New Integration Approaches for Highly Arrayed Nanostructures for Organic/Inorganic Solar Cells

Tuesday, 7 October 2014
Expo Center, 1st Floor, Center and Right Foyers (Moon Palace Resort)
G. Namkoong (Applied Research Center), I. Nam (Applied Research Center, Old Dominion University), K. Zhang, and H. Baumgart (Applied Research Center at Thomas Jefferson National Accelerator Laboratories)
Special interest continues to grow in the achievement of fundamental understanding of nanostructured assemblies that potentially open new horizons for creating novel energy conversion systems. When one-dimensional (1D) nanostructures based on nanotubes or nanowires are integrated into the assembly of well-ordered architectures, they exhibit a variety of tunable optical and electrical properties that can offer exciting opportunities in creating the next generation of solar cells.  Recently, particular focus has been placed on nanostructured solar cells that can tolerate a higher level of defects and impurities. To realize their potential, semiconducting 1D nanostructures that serve as conducting scaffolding and absorbing layers should be controlled in a predictable and precise fashion in order to efficiently tailor photon harvesting and transport charge carriers [1,2,3]. While the past several years have witnessed great progress in the area of nanotechnologies, structural dimensions (height, thickness, and spacing) and spatial alignment of 1D nanostructures have not been shown to be selectively controllable with high precision [4].  Accordingly, current nanofabrication technologies allowing for precise control over the assembly of 1D nanostructures yielding optimal architectures of nanostructured solar cells are still in their infancy. Hence, a scarcity of ideal platforms consisting of highly-controlled nanostructure assemblies makes use of non-ideal systems, thereby preventing systematic studies of energy conversion processes within the cell and at the heterojunction interfaces. Therefore, we provide novel approaches to investigate material synthesis for highly arrayed nanostructured systems for solar cell applications.

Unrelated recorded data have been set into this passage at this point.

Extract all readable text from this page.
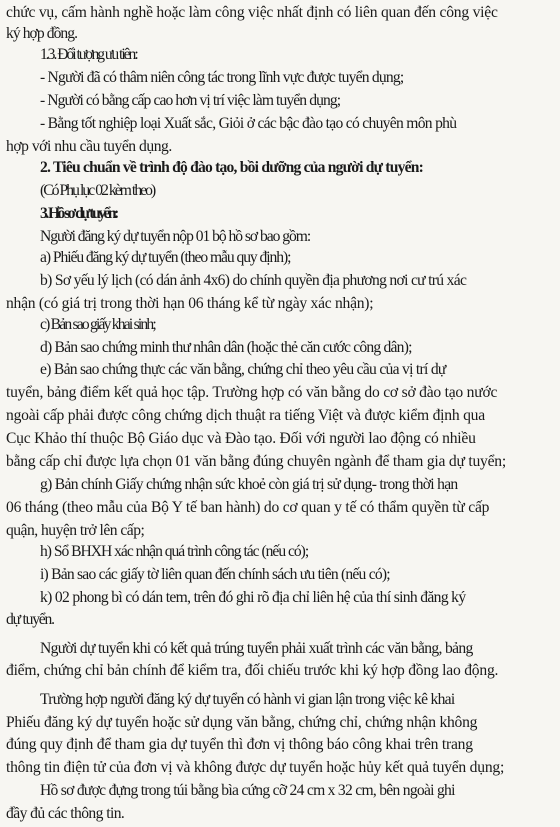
chức vụ, cấm hành nghề hoặc làm công việc nhất định có liên quan đến công việc
ký hợp đồng.
1.3. Đối tượng ưu tiên:
- Người đã có thâm niên công tác trong lĩnh vực được tuyển dụng;
- Người có bằng cấp cao hơn vị trí việc làm tuyển dụng;
- Bằng tốt nghiệp loại Xuất sắc, Giỏi ở các bậc đào tạo có chuyên môn phù
hợp với nhu cầu tuyển dụng.
2. Tiêu chuẩn về trình độ đào tạo, bồi dưỡng của người dự tuyển:
(Có Phụ lục 02 kèm theo)
3. Hồ sơ dự tuyển:
Người đăng ký dự tuyển nộp 01 bộ hồ sơ bao gồm:
a) Phiếu đăng ký dự tuyển (theo mẫu quy định);
b) Sơ yếu lý lịch (có dán ảnh 4x6) do chính quyền địa phương nơi cư trú xác
nhận (có giá trị trong thời hạn 06 tháng kể từ ngày xác nhận);
c) Bản sao giấy khai sinh;
d) Bản sao chứng minh thư nhân dân (hoặc thẻ căn cước công dân);
e) Bản sao chứng thực các văn bằng, chứng chỉ theo yêu cầu của vị trí dự
tuyển, bảng điểm kết quả học tập. Trường hợp có văn bằng do cơ sở đào tạo nước
ngoài cấp phải được công chứng dịch thuật ra tiếng Việt và được kiểm định qua
Cục Khảo thí thuộc Bộ Giáo dục và Đào tạo. Đối với người lao động có nhiều
bằng cấp chỉ được lựa chọn 01 văn bằng đúng chuyên ngành để tham gia dự tuyển;
g) Bản chính Giấy chứng nhận sức khoẻ còn giá trị sử dụng- trong thời hạn
06 tháng (theo mẫu của Bộ Y tế ban hành) do cơ quan y tế có thẩm quyền từ cấp
quận, huyện trở lên cấp;
h) Sổ BHXH xác nhận quá trình công tác (nếu có);
i) Bản sao các giấy tờ liên quan đến chính sách ưu tiên (nếu có);
k) 02 phong bì có dán tem, trên đó ghi rõ địa chỉ liên hệ của thí sinh đăng ký
dự tuyển.
Người dự tuyển khi có kết quả trúng tuyển phải xuất trình các văn bằng, bảng
điểm, chứng chỉ bản chính để kiểm tra, đối chiếu trước khi ký hợp đồng lao động.
Trường hợp người đăng ký dự tuyển có hành vi gian lận trong việc kê khai
Phiếu đăng ký dự tuyển hoặc sử dụng văn bằng, chứng chỉ, chứng nhận không
đúng quy định để tham gia dự tuyển thì đơn vị thông báo công khai trên trang
thông tin điện tử của đơn vị và không được dự tuyển hoặc hủy kết quả tuyển dụng;
Hồ sơ được đựng trong túi bằng bìa cứng cỡ 24 cm x 32 cm, bên ngoài ghi
đầy đủ các thông tin.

We developed a new process technology that can make full use of the porous template while structural dimensions such as spacing and thickness of nanostructures are also precisely controlled. Particularly, our technologies enable highly arrayed nanostructures having various material combinations such as insulators, semiconductors, and/or metals. In addition, they allow for large-scale production of such highly arrayed nanostructures. Currently, we are integrating highly arrayed nanostructures into glass or plastic substrates. Our nanofabrication technologies will provide a new class of highly arrayed, multi-walled nanostructures suitable for many optoelectronic applications including new-generation solar cells.